Filtering is one method employed by nonprofits to better manage the information flowing into and out of their organizations. Filters are also one of the most controversial elements of Internet technology. At best, the filtering tools help users reduce the amount of irrelevant content among the many millions of Web pages, discussion list postings, and e-mail messages available. At worst, filters can potentially block too much content, thereby limiting access to potentially useful, interesting, and informative material. In general, there are at least three types of filtering tools commonly employed today.
First, there are e-mail programs or add-on software that allow users (or system administrators) to block unwanted or offensive messages based on defined sender addresses and/or selected words and phrases in the subject or body of a message. These types of tools sometimes allow messages to be automatically categorized depending upon certain characteristics, such as the priority attached to a message. Hotmail, Yahoo, and a number of web-based free e-mail services have this capability.
Next, there are the filtering software tools that work alongside web browsers, e-mail clients, and other online tools to block out unwanted points of interests such as chat rooms, adult online services, and bulletin boards. Usually these programs come with a pre-defined set of URLs and Internet services that are considered questionable for younger audiences, and won't allow users access without a password, or will completely block access.
Last, the major commercial search engines and web portals, those online guideposts responsible for directing a large portion of Web users to website content, also use unique filtering methods to help users narrow down the range of content available. In general, search engines use these filtering rules or instructions to match users' queries against words or word combinations stored in proprietary databases.
Filters have raised many legal headaches in the past four years, since they became an important tool in blocking out content offensive to younger Internet users in schools and libraries. Where things started getting especially problematic was the point at which those efforts unfairly out constraints on both free expression and the access adults had to content online. The argument is that the same amount of control and protection parents should exercise over protecting children should extend to places where children could be potentially exposed to harm and exploitation. The difficulty arises when those other places include (a) the potential for Internet access by adults, and (b) how sites are determined to be potentially harmful or detrimental to younger audiences. If you are a parent, it is easy to argue on behalf of voluntarily weeding out content for children and the family. If you manage a nonprofit or corporate organization, you can also argue the necessity of defining how to make certain that appropriate, even crucial information, is accessible by your employees or affiliates via e-mail or the Web.
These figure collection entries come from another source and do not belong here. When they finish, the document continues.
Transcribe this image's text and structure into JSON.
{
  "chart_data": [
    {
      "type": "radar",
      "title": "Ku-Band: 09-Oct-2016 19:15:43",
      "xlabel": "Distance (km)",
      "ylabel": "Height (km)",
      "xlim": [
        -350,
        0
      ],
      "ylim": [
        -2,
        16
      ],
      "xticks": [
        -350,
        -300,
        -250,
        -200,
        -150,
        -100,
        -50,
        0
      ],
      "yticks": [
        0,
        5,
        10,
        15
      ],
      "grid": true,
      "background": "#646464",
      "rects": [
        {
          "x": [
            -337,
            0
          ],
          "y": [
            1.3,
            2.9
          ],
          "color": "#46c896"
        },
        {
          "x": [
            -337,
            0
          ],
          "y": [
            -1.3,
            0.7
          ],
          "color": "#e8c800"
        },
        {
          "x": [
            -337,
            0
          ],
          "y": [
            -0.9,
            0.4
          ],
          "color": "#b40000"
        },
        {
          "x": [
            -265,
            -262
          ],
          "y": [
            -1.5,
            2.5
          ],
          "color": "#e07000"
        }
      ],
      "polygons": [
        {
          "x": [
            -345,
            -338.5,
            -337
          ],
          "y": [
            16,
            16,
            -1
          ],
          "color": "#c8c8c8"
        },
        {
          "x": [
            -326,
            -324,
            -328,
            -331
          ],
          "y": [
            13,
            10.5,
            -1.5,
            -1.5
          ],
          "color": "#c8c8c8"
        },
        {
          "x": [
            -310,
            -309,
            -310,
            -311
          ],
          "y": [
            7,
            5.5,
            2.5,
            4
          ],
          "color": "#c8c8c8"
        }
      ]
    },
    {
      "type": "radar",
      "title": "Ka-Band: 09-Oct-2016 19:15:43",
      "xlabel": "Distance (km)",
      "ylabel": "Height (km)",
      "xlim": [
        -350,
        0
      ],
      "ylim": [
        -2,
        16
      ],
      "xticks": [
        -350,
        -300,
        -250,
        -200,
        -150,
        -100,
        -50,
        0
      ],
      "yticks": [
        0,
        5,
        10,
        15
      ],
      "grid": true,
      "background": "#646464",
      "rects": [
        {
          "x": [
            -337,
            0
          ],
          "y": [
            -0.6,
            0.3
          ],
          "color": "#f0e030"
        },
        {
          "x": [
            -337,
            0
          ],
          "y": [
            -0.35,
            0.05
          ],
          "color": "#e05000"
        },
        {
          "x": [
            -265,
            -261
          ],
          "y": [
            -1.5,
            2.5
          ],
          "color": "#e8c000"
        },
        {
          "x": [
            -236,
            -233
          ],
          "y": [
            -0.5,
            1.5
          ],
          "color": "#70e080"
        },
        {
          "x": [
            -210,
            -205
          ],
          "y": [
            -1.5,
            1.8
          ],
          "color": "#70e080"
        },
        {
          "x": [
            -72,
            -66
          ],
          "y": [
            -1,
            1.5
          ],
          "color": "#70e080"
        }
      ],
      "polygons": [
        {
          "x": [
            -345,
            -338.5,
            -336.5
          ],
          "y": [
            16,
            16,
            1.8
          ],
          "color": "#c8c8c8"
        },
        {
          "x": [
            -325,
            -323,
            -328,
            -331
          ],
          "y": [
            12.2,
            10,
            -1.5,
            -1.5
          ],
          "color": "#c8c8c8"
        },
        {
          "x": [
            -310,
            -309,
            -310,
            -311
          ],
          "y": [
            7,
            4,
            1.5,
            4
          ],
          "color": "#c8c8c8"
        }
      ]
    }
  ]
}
But just actually try to create a filter that blocks what you want, without blocking out harmless references. One runs the risk of limiting the range of information accessible via the Internet, but it ultimately because difficult to monitor each bit of information added daily without broadly ignoring information series. Active viewing, one might argue, lies at the heart of the Web, and as such, you don't know what's out there to offend or inform until you (or someone you trust) can find it.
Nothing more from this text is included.